Written by Tim Alexander
Wednesday, 08 January 2014 00:00
Members of the FCFI offer a brief prayer before beginning their work helping to clear the debris in Washington. Photo by Tim Alexander.
LEXINGTON, Ill. - A central Illinois Christian relief organization that has responded to natural disasters in the Gulf Coast and the Philippines is focusing its mission of charity closer to home, helping victims of tornado-ravaged Washington to clear their properties of wreckage as they prepare to rebuild their homes and lives.
Dennis Schlagel, executive director of Lexington, Illinois-based Fellowship of Christian Farmers, International (FCFI), said though the group has already cleared wreckage from 75 properties, much work remains before all of the 1,082 structures destroyed by the November 17, 2013 EF-4 tornado in Washington are cleared away.

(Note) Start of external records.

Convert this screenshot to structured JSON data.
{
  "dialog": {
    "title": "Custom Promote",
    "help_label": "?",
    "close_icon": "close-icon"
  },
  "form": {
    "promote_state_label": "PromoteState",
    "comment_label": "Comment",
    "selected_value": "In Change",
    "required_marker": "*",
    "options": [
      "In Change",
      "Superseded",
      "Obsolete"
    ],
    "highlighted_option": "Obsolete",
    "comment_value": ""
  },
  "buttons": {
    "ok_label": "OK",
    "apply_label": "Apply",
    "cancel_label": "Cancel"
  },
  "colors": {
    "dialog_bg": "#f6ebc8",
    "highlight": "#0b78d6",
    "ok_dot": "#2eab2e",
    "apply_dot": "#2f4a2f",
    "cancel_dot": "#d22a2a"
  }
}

In the early, chaotic days following the tornado, access to Washington was greatly restricted. FCFI volunteers spent most of the first few days helping salvage items from the wreckage of board member and farmer Joe Bachman of Roanoke, among others. Their relief trailer was located six miles north of Roanoke at the farm of Tom Fitschen.
Returning in January, their plan is to bring reinforcements and stay until the job is completed.
Schlagel said, “It’s a great tradition in agriculture (to come to the aid of others) and a profound and biblical way to live. The Golden Rule is to love thy neighbor as thyself.”